Wildlife Ranching SA (WRSA) held a Roan antelope meeting at Onderstepoort on 27 June 2013, confronting the controversial issue many roan breeders are currently facing with genetic integrity.
Dr. Johan Kriek, chairman of the then rare wildlife committee and one of the pioneers in the wildlife industry of South Africa, gave a brief overview of the history of the Western Roan (Hippotragus equinus koba) and explained that there are an unknown number of roan breeders who previously bought Western Roan, who might or might not have been aware of the genetic gene being sold on auctions or through independent traders, no longer in the industry today.
Even though the problem has been identified a number of years ago, very little has been done to address the issue, hence a situation of confusion among many roan breeders regarding the status of their roan antelope and the legalisation around the specific issue.
Prof Bettine Jansen van Vuuren from the department of zoology at the University of Johannesburg stated that “there can be no doubt that the West African group, referred to as the koba subspecies, is significantly different to the large East / Central / Southern group.” She continues to say that “… the presence of the West African roan in our gene pool (hybridizing with local roan) significantly weakens our roan and renders them susceptible to parasites and disease. It is of course also prohibited by the National Environmental Management Biodiversity Act (nr.10 of 2004)”

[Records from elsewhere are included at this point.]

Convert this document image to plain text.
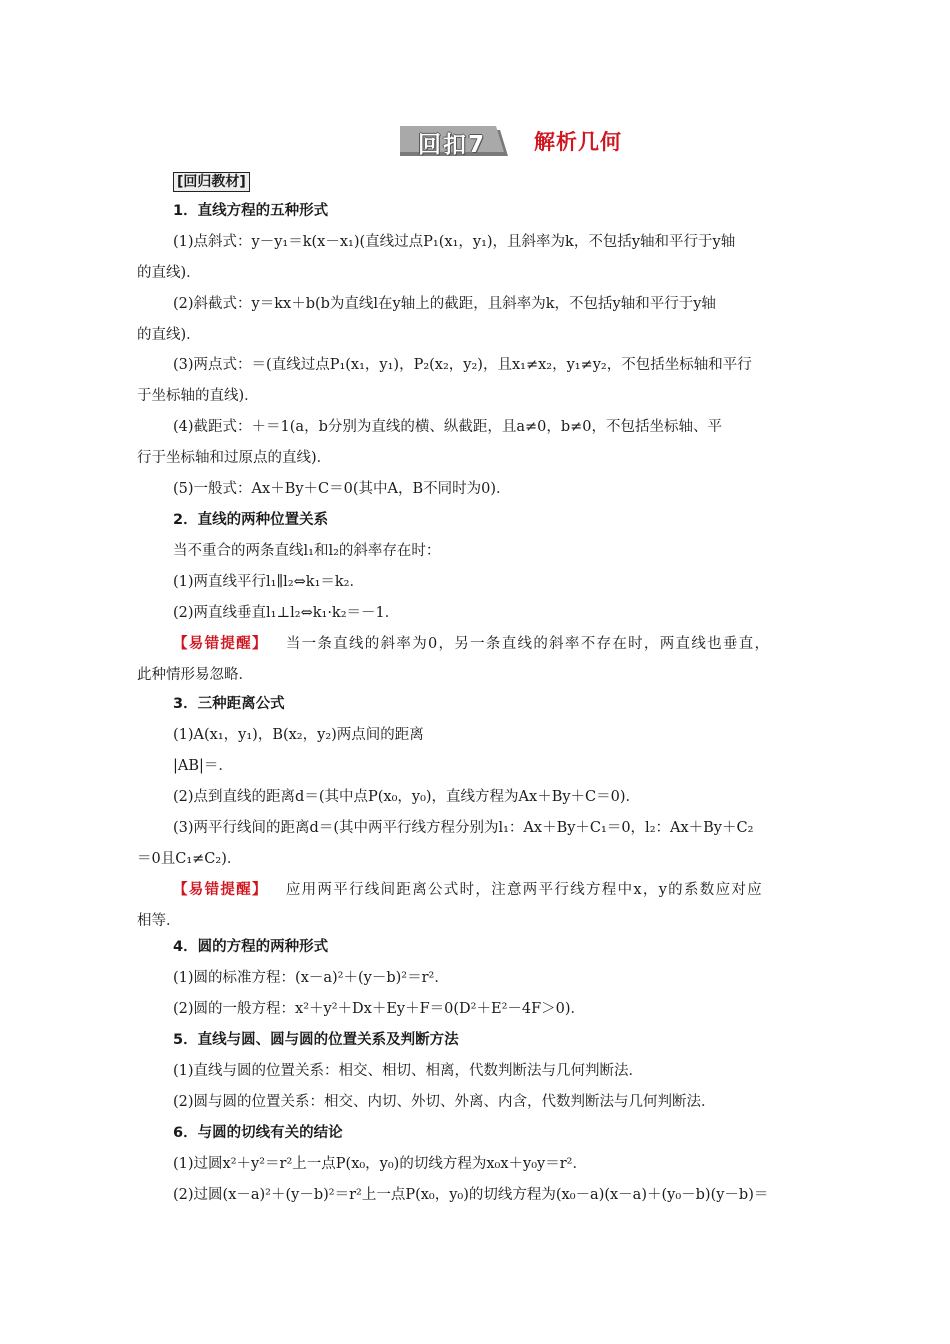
回扣7	解析几何
[回归教材]
1．直线方程的五种形式
(1)点斜式：y－y₁＝k(x－x₁)(直线过点P₁(x₁，y₁)，且斜率为k，不包括y轴和平行于y轴
的直线)．
(2)斜截式：y＝kx＋b(b为直线l在y轴上的截距，且斜率为k，不包括y轴和平行于y轴
的直线)．
(3)两点式：＝(直线过点P₁(x₁，y₁)，P₂(x₂，y₂)，且x₁≠x₂，y₁≠y₂，不包括坐标轴和平行
于坐标轴的直线)．
(4)截距式：＋＝1(a，b分别为直线的横、纵截距，且a≠0，b≠0，不包括坐标轴、平
行于坐标轴和过原点的直线)．
(5)一般式：Ax＋By＋C＝0(其中A，B不同时为0)．
2．直线的两种位置关系
当不重合的两条直线l₁和l₂的斜率存在时：
(1)两直线平行l₁∥l₂⇔k₁＝k₂．
(2)两直线垂直l₁⊥l₂⇔k₁·k₂＝－1．
【易错提醒】 当一条直线的斜率为0，另一条直线的斜率不存在时，两直线也垂直，
此种情形易忽略．
3．三种距离公式
(1)A(x₁，y₁)，B(x₂，y₂)两点间的距离
|AB|＝．
(2)点到直线的距离d＝(其中点P(x₀，y₀)，直线方程为Ax＋By＋C＝0)．
(3)两平行线间的距离d＝(其中两平行线方程分别为l₁：Ax＋By＋C₁＝0，l₂：Ax＋By＋C₂
＝0且C₁≠C₂)．
【易错提醒】 应用两平行线间距离公式时，注意两平行线方程中x，y的系数应对应
相等．
4．圆的方程的两种形式
(1)圆的标准方程：(x－a)²＋(y－b)²＝r²．
(2)圆的一般方程：x²＋y²＋Dx＋Ey＋F＝0(D²＋E²－4F＞0)．
5．直线与圆、圆与圆的位置关系及判断方法
(1)直线与圆的位置关系：相交、相切、相离，代数判断法与几何判断法．
(2)圆与圆的位置关系：相交、内切、外切、外离、内含，代数判断法与几何判断法．
6．与圆的切线有关的结论
(1)过圆x²＋y²＝r²上一点P(x₀，y₀)的切线方程为x₀x＋y₀y＝r²．
(2)过圆(x－a)²＋(y－b)²＝r²上一点P(x₀，y₀)的切线方程为(x₀－a)(x－a)＋(y₀－b)(y－b)＝
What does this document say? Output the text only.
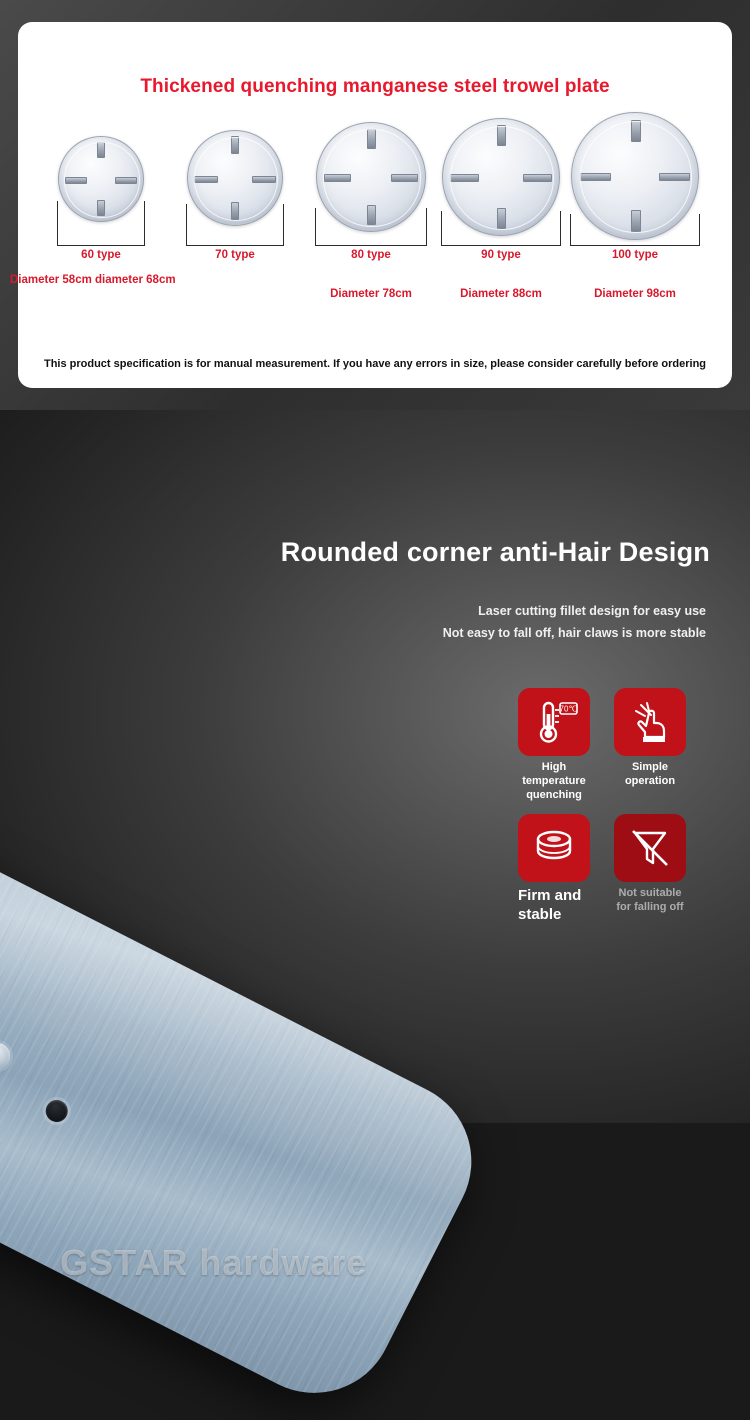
Thickened quenching manganese steel trowel plate
60 type
Diameter 58cm diameter 68cm
70 type	80 type
Diameter 78cm
90 type
Diameter 88cm
100 type
Diameter 98cm
This product specification is for manual measurement. If you have any errors in size, please consider carefully before ordering
GSTAR hardware
Rounded corner anti-Hair Design
Laser cutting fillet design for easy use
Not easy to fall off, hair claws is more stable
70℃
High temperature quenching
Simple operation
Firm and stable
Not suitable for falling off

While Hannes Blom from the Department of Tourism, Environment and Economic affairs says that “Concerning Western roan in the Free State, the animals must be exterminated,” the Roan Management Workshop drafted notes in February 2013 with the key issues as follows:
- Genetic testing
- The mitochondrial DNA testing must continue. Any applications to translocate roan from roan herds that have been contaminated with Western roan (or suspect) should be declined until the nuclear test is finalised.
- Nuclear testing will be developed over the next six months
- Western Roan can be translocated back to the original source (permits should have been issued) (NB: alignment with all legal requirements)
- The landowner must inform all authorities of the test within 24 hours and should the official not be able to be present, the landowner can make use of a veterinarian in possession of a TOPS permit authorising the activity.
- The purchaser to be provided with Samples when animals are loaded in the absence of an official.
- Protocol: use of specified forensic kit (to be specified by authority); procedure to deliver to testing facilities
- Permit requirements for the courier (consider permit requirements for movement of samples)
- Testing facilities: TOPS registered; use correct baseline information. Screen criteria to be provided by DEA
- Facilities to register within 30 days
- The facility currently accepted is the University of Johannesburg.
- Management of Western Roan
- Identification of all existing Western Roan populations (require risk mitigations measures and exit strategy)
- Export to be considered once nuclear DNA testing is finalised.
- Need to confirm if the population is managed in terms of permit conditions
- New populations (illegal) enforcement actions
- Amnesty period to be considered for landowners who have Western Roan
- Possible actions:
- Translocate back to the original source
- Export under the condition that pure western roan can be proved (back to the country of natural distribution)
- Ex-situ conservation projects
- National target date for all Western Roan to be removed
- National norms and standards for species likely to hybridise
- To clarify the common name of Southern Roan
- Database to be developed (DEA to develop a template and circulate to provinces) and to investigate the animal recording device used by DAFF
- Concern regarding the habitat assessment.
The discussion initiated by the WRSA, on finding a solution to accommodate all roan breeders in South Africa, is in progress at the moment and wildboere.com will give frequent updates in this regard.